Música

Nazar, o embaixador do novo kuduro

Alcides Sakala Jr., mais conhecido pelo nome artístico Nazar, lançou o seu primeiro registo de longa-duração pela discográfica inglesa Hyperdub. As novas possibilidades do kuduro do produtor já se fazem ouvir um pouco por todo o mundo.

Nazar, o embaixador do novo kuduro
D.R.

Chama-se ‘Guerrilla’ e é o primeiro registo de longa-duração de Nazar, o produtor de origem angolana que tem vindo a abalar a cena da música electrónica, de dança e experimental mundial. Lançado em Março pela editora inglesa Hyperdub, casa para alguns dos mais conceituados nomes das pistas de dança, o álbum é um documento sobre a Guerra Civil angolana, onde se ouvem os ritmos do kuduro mergulhados entre sons do conflito, de instrumentos futuristas e vozes e discursos em umbundo, recolhidos durante a guerra civil. O artista é, agora, o novo embaixador dos sons de Angola para todo o mundo.
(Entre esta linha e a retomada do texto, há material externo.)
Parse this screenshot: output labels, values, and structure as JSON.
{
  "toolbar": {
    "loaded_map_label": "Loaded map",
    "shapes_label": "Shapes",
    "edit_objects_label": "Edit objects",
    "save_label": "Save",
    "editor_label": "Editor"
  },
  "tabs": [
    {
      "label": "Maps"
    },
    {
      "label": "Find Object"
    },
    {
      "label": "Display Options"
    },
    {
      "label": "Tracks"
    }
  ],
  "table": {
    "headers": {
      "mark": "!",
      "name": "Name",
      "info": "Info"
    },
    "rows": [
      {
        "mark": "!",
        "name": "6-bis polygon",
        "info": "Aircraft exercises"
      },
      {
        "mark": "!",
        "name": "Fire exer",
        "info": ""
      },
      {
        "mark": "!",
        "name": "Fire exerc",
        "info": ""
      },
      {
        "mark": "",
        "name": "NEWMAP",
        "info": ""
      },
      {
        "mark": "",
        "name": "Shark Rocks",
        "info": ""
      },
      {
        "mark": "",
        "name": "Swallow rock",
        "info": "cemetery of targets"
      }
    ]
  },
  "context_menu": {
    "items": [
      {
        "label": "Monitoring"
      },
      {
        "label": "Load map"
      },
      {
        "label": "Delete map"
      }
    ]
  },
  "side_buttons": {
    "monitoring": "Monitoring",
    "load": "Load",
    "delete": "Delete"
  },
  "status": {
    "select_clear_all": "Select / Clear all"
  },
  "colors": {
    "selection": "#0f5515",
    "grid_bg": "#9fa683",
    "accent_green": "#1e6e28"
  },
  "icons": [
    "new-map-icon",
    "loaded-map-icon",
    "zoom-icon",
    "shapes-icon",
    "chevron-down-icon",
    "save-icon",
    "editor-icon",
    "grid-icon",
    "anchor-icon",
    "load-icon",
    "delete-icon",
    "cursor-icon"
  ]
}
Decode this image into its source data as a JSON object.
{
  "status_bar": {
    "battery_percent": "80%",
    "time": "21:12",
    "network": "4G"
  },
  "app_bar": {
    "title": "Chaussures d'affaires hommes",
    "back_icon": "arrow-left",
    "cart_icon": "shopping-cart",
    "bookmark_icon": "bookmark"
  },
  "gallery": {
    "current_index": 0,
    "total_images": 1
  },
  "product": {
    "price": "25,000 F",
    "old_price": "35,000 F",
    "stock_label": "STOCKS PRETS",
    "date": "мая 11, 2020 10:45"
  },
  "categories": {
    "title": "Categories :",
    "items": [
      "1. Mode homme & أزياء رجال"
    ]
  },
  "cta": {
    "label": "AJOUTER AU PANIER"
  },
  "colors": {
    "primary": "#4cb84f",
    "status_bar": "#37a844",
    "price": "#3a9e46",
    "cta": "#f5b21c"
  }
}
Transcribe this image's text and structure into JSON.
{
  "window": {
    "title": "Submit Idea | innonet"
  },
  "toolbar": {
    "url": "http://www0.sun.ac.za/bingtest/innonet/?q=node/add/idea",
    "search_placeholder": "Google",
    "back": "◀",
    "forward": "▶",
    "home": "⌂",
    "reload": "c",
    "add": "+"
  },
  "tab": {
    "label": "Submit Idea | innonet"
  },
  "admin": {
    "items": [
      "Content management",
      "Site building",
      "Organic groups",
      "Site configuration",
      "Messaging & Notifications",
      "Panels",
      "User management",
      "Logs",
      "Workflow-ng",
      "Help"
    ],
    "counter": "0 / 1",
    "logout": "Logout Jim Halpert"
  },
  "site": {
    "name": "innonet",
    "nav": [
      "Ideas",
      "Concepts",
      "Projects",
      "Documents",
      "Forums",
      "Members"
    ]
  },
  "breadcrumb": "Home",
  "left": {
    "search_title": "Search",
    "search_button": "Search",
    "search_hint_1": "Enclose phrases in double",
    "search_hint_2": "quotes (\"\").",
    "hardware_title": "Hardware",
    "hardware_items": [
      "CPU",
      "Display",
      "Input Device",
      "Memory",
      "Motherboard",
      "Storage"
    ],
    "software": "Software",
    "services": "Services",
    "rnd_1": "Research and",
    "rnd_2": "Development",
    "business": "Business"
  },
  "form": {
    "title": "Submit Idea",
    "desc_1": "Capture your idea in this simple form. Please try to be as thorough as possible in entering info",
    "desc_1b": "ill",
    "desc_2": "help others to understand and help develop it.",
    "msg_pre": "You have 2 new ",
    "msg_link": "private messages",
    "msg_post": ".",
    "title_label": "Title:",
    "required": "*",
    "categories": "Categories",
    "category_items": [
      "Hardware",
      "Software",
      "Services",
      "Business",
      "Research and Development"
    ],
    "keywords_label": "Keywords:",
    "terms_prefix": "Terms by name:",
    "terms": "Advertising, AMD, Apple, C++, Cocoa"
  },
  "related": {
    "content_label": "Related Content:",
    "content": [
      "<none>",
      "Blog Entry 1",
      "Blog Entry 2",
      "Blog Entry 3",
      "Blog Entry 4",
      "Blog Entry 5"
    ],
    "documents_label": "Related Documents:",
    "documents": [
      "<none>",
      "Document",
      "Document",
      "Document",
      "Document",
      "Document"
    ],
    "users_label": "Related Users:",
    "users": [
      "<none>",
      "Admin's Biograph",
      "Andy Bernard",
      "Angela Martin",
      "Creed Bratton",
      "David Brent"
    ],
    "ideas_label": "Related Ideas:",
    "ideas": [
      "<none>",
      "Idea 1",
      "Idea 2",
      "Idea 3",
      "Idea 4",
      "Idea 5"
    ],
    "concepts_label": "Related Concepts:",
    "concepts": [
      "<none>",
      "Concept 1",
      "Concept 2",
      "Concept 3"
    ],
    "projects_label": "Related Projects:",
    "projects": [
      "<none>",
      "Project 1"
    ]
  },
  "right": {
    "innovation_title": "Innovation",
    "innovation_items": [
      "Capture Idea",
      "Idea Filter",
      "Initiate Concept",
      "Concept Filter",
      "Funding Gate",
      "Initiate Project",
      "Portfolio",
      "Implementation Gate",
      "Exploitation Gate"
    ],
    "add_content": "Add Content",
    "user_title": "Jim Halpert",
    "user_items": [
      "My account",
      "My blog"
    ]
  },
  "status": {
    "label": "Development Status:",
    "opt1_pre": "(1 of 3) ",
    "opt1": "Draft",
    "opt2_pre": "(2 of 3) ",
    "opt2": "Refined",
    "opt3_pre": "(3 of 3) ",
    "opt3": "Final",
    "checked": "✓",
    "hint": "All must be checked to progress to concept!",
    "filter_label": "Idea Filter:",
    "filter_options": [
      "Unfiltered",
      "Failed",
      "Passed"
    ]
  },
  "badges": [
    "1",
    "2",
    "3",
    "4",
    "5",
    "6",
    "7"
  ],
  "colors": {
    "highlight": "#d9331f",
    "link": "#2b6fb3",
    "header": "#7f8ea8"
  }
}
Nascido há 26 anos na Bélgica, Nazar, filho do deputado da UNITA Alcides Sakala, tem vindo a trabalhar na sua música há mais de uma década, sempre com o intuito de trazer a uma vida sem-lugar um sentimento de pertença. “Na minha infância não faltaram incidentes racistas. Os nativos [belgas] não se cansaram de dizer para eu regressar ao meu país e, passado tanto tempo de ouvir o mesmo, ponderei mesmo fazê-lo.” Foi, de facto, isso que motivou Alcides Jr. a pedir aos pais para se reunir com a família em Angola, apesar de mesmo estando em casa sentir que não pertencia ali. "Logo no início deparei-me com esse dilema, de não pertencer a lado nenhum. Senti que estava num limbo e foi isso que me motivou a fazer música.,” conta em entrevista exclusiva ao Nova Gazeta.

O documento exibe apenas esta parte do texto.